UW News

January 23, 2012

Pharmacy students impress judges with clinical knowledge at New Orleans competition

UW Health Sciences/UW Medicine

Holding their first place trophies, Stephanie Friedman and Linda Lei (left to right) are seated in front of UW students attending the ASHP conference.

In the Clinical Skills Competition, two-person teams of pharmacy students are given a patient case that reflects actual scenarios that hospital pharmacist’s may encounter. They have two hours to identify acute and chronic medical problems and develop a pharmacists care plan. The teams who make it to the top ten at the national level also give a presentation justifying their therapy recommendations to a panel of judges.

Participants must possess knowledge in clinical pharmacology, therapeutics, medical terminology and basic pharmacokinetics principles, among other things. They can use some reference materials in the competition.

Friedman and Lei, both fourth-year pharmacy students, represented the UW after winning the local ASHP competition this past fall. They competed against seventeen UW teams at the local level.

The case the teams were given at the New Orleans meeting involved a 34-weeks-pregnant woman with prior miscarriage. She had high blood pressure and protein in the urine, a pregnancy complication called preeclampsia. Her blood tests showed she had elevated liver enzymes, low platelet count and a breakdown of red blood cells.

“The only effective treatment in this case would be delivery of the baby,” said Friedman. “But we were asked to manage her condition pending a Cesarean section. The patient also had a number of co-morbidities [other health problems], including asthma and history of depression, which we also managed.”

The care plan the UW team created was five pages long. Among its recommendations: give the patient an infusion of the blood pressure medication labetalol, a magnesium infusion to prevent seizures, and a pain management regimen.

Friedman and Lei received the highest scores for the accuracy, relevance and completeness of their patient care plan as well as for the strength of their presentation.

“We had prepared extensively and were confident in our recommendations,” said Friedman, “but it was still surreal hearing our names called as the national winners.”

The second and third place honors at the ASHP meeting went to a team from Harding University in Arkansas and Thomas Jefferson University in Pennsylvania, respectively. This year’s clinical skills competition was the largest that the ASHP had held in its sixteen years.

For their first place win, Friedman and Lei took home a number of prizes, including $500, an individual trophy and a large trophy for the UW School of Pharmacy to display.

“I think we both learned a tremendous amount in preparation for the competition, helping us further refine our critical thinking skills,” said Lei. “The process of working through a complex clinical case is a very valuable and fun experience.”

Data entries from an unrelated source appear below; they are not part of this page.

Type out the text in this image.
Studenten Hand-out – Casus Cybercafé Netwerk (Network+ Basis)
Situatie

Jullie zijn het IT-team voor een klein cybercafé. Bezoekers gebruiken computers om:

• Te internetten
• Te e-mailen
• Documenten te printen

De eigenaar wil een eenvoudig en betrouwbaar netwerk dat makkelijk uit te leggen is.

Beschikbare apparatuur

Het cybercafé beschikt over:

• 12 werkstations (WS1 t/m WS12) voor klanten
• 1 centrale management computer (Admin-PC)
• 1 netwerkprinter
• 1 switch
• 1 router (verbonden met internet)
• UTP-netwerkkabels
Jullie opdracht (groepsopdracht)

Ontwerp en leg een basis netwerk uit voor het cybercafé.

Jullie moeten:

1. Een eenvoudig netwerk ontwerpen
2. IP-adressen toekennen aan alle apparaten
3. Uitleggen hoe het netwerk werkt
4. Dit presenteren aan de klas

When she and Friedman receive their Doctor of Pharmacy degrees this June, they both hope to enter a pharmacy practice residency program. Friedman’s long-term goal is to work in critical care at a teaching hospital; Lei’s is to specialize in critical care or infectious disease.

ASHP is a 35,000-member national professional association that represents pharmacists who practice in hospitals, health maintenance organizations, long-term care facilities, home care, and other components of health care systems. ASHP has a long history of improving medication use and enhancing patient safety.